Genauso eindringlich wie Licht ist auch Musik. Als Fundament vieler Kompositionen sind tiefe Bassfrequenzen physisch spürbar und sorgen für die Stabilität und Tiefe von Harmonien. Auch in Bass bilden pulsierende Bassfrequenzen den Unterbau des vielschichtigen Werks. Die Partitur wurde in der Dia Beacon aufgenommen, wo McQueen im Januar 2024 zusammen mit dem berühmten Bassisten Marcus Miller eine intergenerationale Gruppe von Musikerinnen und Musikern zusammenbrachte, die inspiriert vom farbigen Lichtspiel über eine Dauer von drei Tagen gemeinsam improvisierten, woraus eine einzigartige Komposition hervorging. Zu Mamadou Kouyatés treibenden Rhythmen auf der traditionellen Bass-Ngoni gesellen sich die tief dröhnenden Klänge von Aston Barrett Jr.’s kaum gezupftem E-Bass, während Meshell Ndegeocello dem gleichen Instrument ätherische Texturen entlockte. Diese verschränken sich in der Partitur mit der Klarheit von Millers Jazzbass sowie den Klängen, die Laura-Simone Martin zupfend und streichend auf ihrem akustischen Kontrabass hervorbrachte. McQueen ist fasziniert von diesen unterschiedlichen Bass-Instrumenten: «Es gibt eine Gemeinsamkeit im Bass, der Vibration, dem Nachhall, dem Ton. Es scheint wie ein Ruf, ein Zusammenspiel, eine Form der Kommunikation zwischen über die Welt verstreuten Menschen». Gerade im Kontext der Black Music steht der Bass für eine besondere Verbundenheit mit der eigenen Geschichte und kulturellen Identität, mit Emotionen, die sich kaum mit Worten, wohl aber durch Musik artikulieren lassen.

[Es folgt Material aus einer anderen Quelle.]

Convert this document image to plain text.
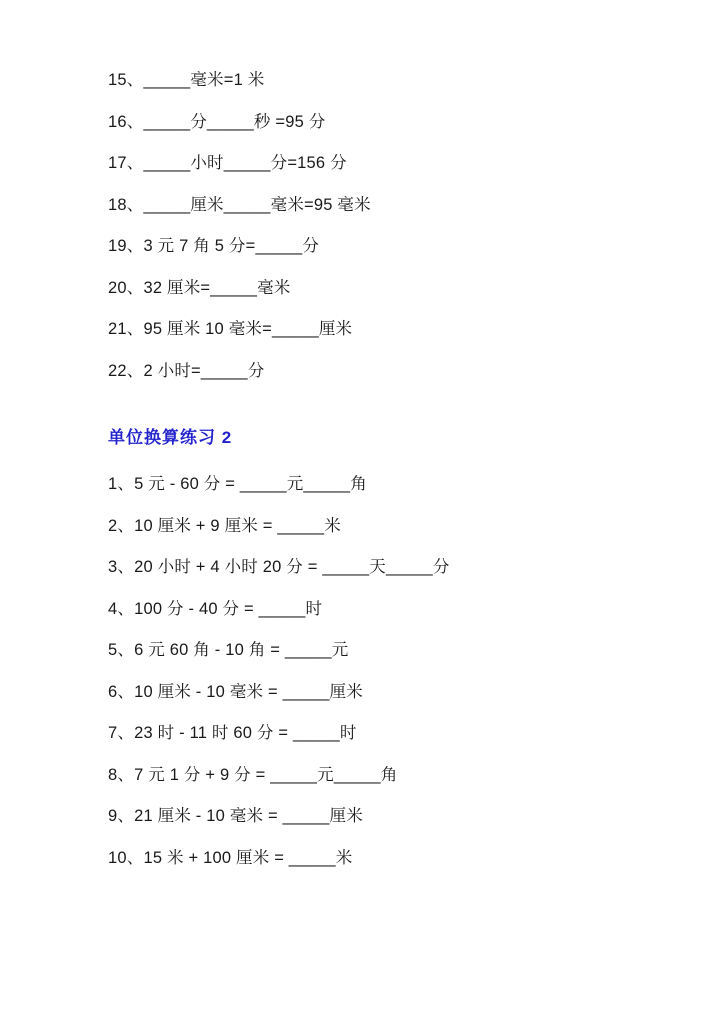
15、_____毫米=1 米
16、_____分_____秒 =95 分
17、_____小时_____分=156 分
18、_____厘米_____毫米=95 毫米
19、3 元 7 角 5 分=_____分
20、32 厘米=_____毫米
21、95 厘米 10 毫米=_____厘米
22、2 小时=_____分
单位换算练习 2
1、5 元 - 60 分 = _____元_____角
2、10 厘米 + 9 厘米 = _____米
3、20 小时 + 4 小时 20 分 = _____天_____分
4、100 分 - 40 分 = _____时
5、6 元 60 角 - 10 角 = _____元
6、10 厘米 - 10 毫米 = _____厘米
7、23 时 - 11 时 60 分 = _____时
8、7 元 1 分 + 9 分 = _____元_____角
9、21 厘米 - 10 毫米 = _____厘米
10、15 米 + 100 厘米 = _____米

Die über dreistündige Abfolge der Bassfrequenzen verwebt sich immer wieder neu mit dem sich verändernden Lichtzyklus. In dieser Reduktion auf Licht und Sound könnte Bass als ein auf seine Essenz reduzierter Film verstanden werden. Wobei das Werk im Wesentlichen offen bleibt und dazu einlädt, sich auf den Akt der Wahrnehmung als solcher einzulassen. Es geht um die eigene Anwesenheit und emotionale Gestimmtheit, darum, sich treiben zu lassen und den Licht- und Klangwellen zu erlauben, Gedanken, Gefühle und Erinnerungen anzuspülen.
Die Präsentation wird von zwei Büchern begleitet: Der in Zusammenarbeit mit der Dia Art Foundation und der Laurenz-Stiftung herausgegebenen Publikation Steve McQueen. Bass (2024), sowie einer auf die Präsentation von Bass im Schaulager fokussierte zweite Publikation, die im Juni 2025 erscheinen wird.